I had to give the man credit. Even when he was completely hammered, Yuki was and amazing kisser. It was slow and wet and soft and cruel and sent tingles reverberating all over my body, and it took me much longer to push him away this time. It hurt. I knew for a fact that I didn't want to push him away, and it was nice to know that he was still attracted to me on some level, but I was through torturing myself over this. In my efforts to escape him, I managed to fall off the bed and onto the floor with a loud thwump, pulling the bed sheets with me. I thought that Yuki would get the hint by that point, but he was determined, and instead of calling me an idiot and going off somewhere to smoke and brood over how much of an idiot I was like I expected him to, he slid off the bed like a lazy cat and joined me on the floor.

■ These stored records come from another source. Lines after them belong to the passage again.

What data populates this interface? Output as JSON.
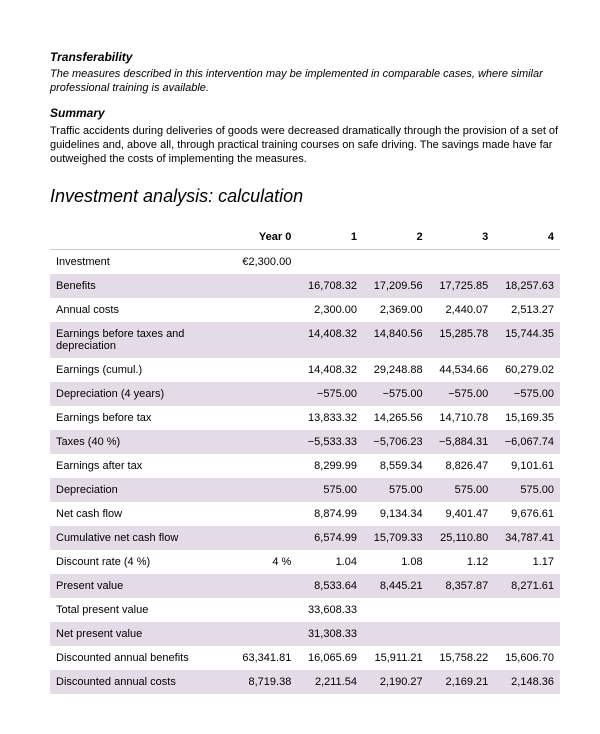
{
  "sections": {
    "transferability_heading": "Transferability",
    "transferability_text": "The measures described in this intervention may be implemented in comparable cases, where similar professional training is available.",
    "summary_heading": "Summary",
    "summary_text": "Traffic accidents during deliveries of goods were decreased dramatically through the provision of a set of guidelines and, above all, through practical training courses on safe driving. The savings made have far outweighed the costs of implementing the measures."
  },
  "table": {
    "title": "Investment analysis: calculation",
    "columns": [
      "",
      "Year 0",
      "1",
      "2",
      "3",
      "4"
    ],
    "rows": [
      {
        "shade": false,
        "cells": [
          "Investment",
          "€2,300.00",
          "",
          "",
          "",
          ""
        ]
      },
      {
        "shade": true,
        "cells": [
          "Benefits",
          "",
          "16,708.32",
          "17,209.56",
          "17,725.85",
          "18,257.63"
        ]
      },
      {
        "shade": false,
        "cells": [
          "Annual costs",
          "",
          "2,300.00",
          "2,369.00",
          "2,440.07",
          "2,513.27"
        ]
      },
      {
        "shade": true,
        "cells": [
          "Earnings before taxes and depreciation",
          "",
          "14,408.32",
          "14,840.56",
          "15,285.78",
          "15,744.35"
        ]
      },
      {
        "shade": false,
        "cells": [
          "Earnings (cumul.)",
          "",
          "14,408.32",
          "29,248.88",
          "44,534.66",
          "60,279.02"
        ]
      },
      {
        "shade": true,
        "cells": [
          "Depreciation (4 years)",
          "",
          "−575.00",
          "−575.00",
          "−575.00",
          "−575.00"
        ]
      },
      {
        "shade": false,
        "cells": [
          "Earnings before tax",
          "",
          "13,833.32",
          "14,265.56",
          "14,710.78",
          "15,169.35"
        ]
      },
      {
        "shade": true,
        "cells": [
          "Taxes (40 %)",
          "",
          "−5,533.33",
          "−5,706.23",
          "−5,884.31",
          "−6,067.74"
        ]
      },
      {
        "shade": false,
        "cells": [
          "Earnings after tax",
          "",
          "8,299.99",
          "8,559.34",
          "8,826.47",
          "9,101.61"
        ]
      },
      {
        "shade": true,
        "cells": [
          "Depreciation",
          "",
          "575.00",
          "575.00",
          "575.00",
          "575.00"
        ]
      },
      {
        "shade": false,
        "cells": [
          "Net cash flow",
          "",
          "8,874.99",
          "9,134.34",
          "9,401.47",
          "9,676.61"
        ]
      },
      {
        "shade": true,
        "cells": [
          "Cumulative net cash flow",
          "",
          "6,574.99",
          "15,709.33",
          "25,110.80",
          "34,787.41"
        ]
      },
      {
        "shade": false,
        "cells": [
          "Discount rate (4 %)",
          "4 %",
          "1.04",
          "1.08",
          "1.12",
          "1.17"
        ]
      },
      {
        "shade": true,
        "cells": [
          "Present value",
          "",
          "8,533.64",
          "8,445.21",
          "8,357.87",
          "8,271.61"
        ]
      },
      {
        "shade": false,
        "cells": [
          "Total present value",
          "",
          "33,608.33",
          "",
          "",
          ""
        ]
      },
      {
        "shade": true,
        "cells": [
          "Net present value",
          "",
          "31,308.33",
          "",
          "",
          ""
        ]
      },
      {
        "shade": false,
        "cells": [
          "Discounted annual benefits",
          "63,341.81",
          "16,065.69",
          "15,911.21",
          "15,758.22",
          "15,606.70"
        ]
      },
      {
        "shade": true,
        "cells": [
          "Discounted annual costs",
          "8,719.38",
          "2,211.54",
          "2,190.27",
          "2,169.21",
          "2,148.36"
        ]
      }
    ],
    "shade_bg": "#e3dce6",
    "header_border": "#cccccc"
  }
}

I told him that he was a selfish dick, and he told me that it hadn't bothered me before, our conversation coming around full-circle. I looked up at him exasperated, and told him that I just couldn't do this, especially not in Tohma's own house. I then pointed out that there was probably a babysitter and a baby around here somewhere, and I wasn't about to scar anyone for life if they found us in the middle of anything. Yuki ran a hand through his hair and grabbed my wrist again, as though to ensure that I would stay put while he said what he had to say. In typical Yuki fashion, however, he didn't say anything, and I tried to stand up and leave out of sheer frustration. He pulled me back to the floor before telling me that I'd thought about having sex with him while I was gone. I rolled my eyes and told him that of course I'd thought about sleeping with him, and that that wasn't the point, but whatever I had to say was forgotten when he started kissing my hand.

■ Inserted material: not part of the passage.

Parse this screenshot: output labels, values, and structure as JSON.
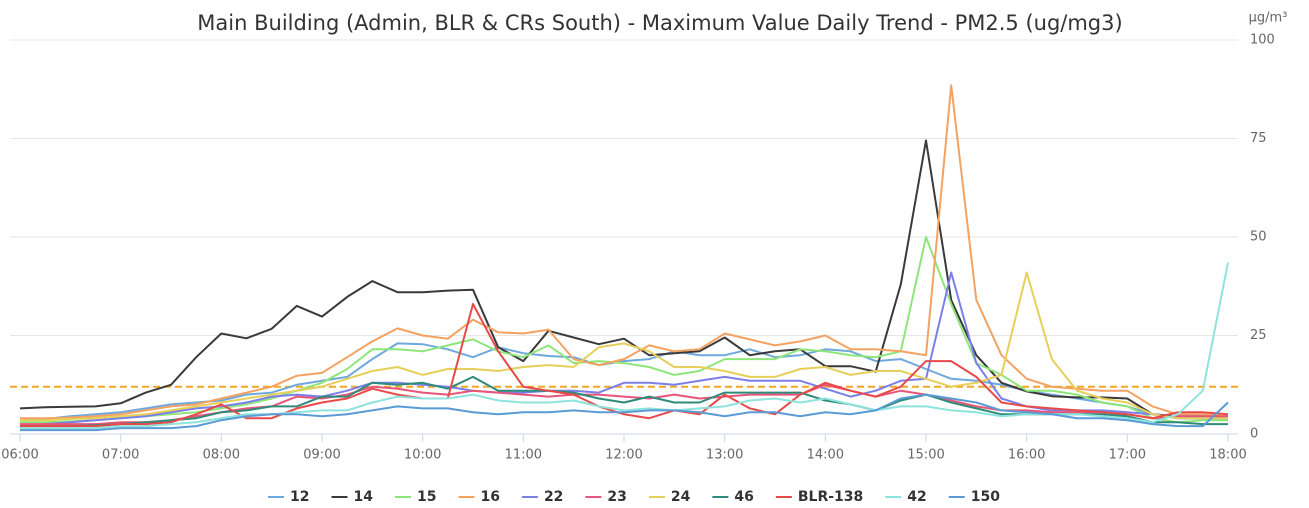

I don't know what it was about that gesture that made me go weak at the knees; it wasn't overly erotic and I shouldn't have reacted the way I did, but there was something about the way his eyes locked on mine as his lips made their was slowly up my arm, caressing and smoothing over every inch of skin with a carefulness that I'd never seen in him before. It was sensual and lovely and all the pain and regret and loneliness I'd felt in the months we'd spent apart suddenly intensified, and I knew that I couldn't possibly tell him no. Not while he looked like this, so desperate and alive and alone in the darkness of a foreign bedroom, eyes asking me, pleading with me for something, anything to make the loneliness we both felt just go away. We had sex on Tohma's floor, more than once, and he fell asleep with his head resting on my chest as I cradled him lovingly, knowing full well that things would be different, had to be different in the morning.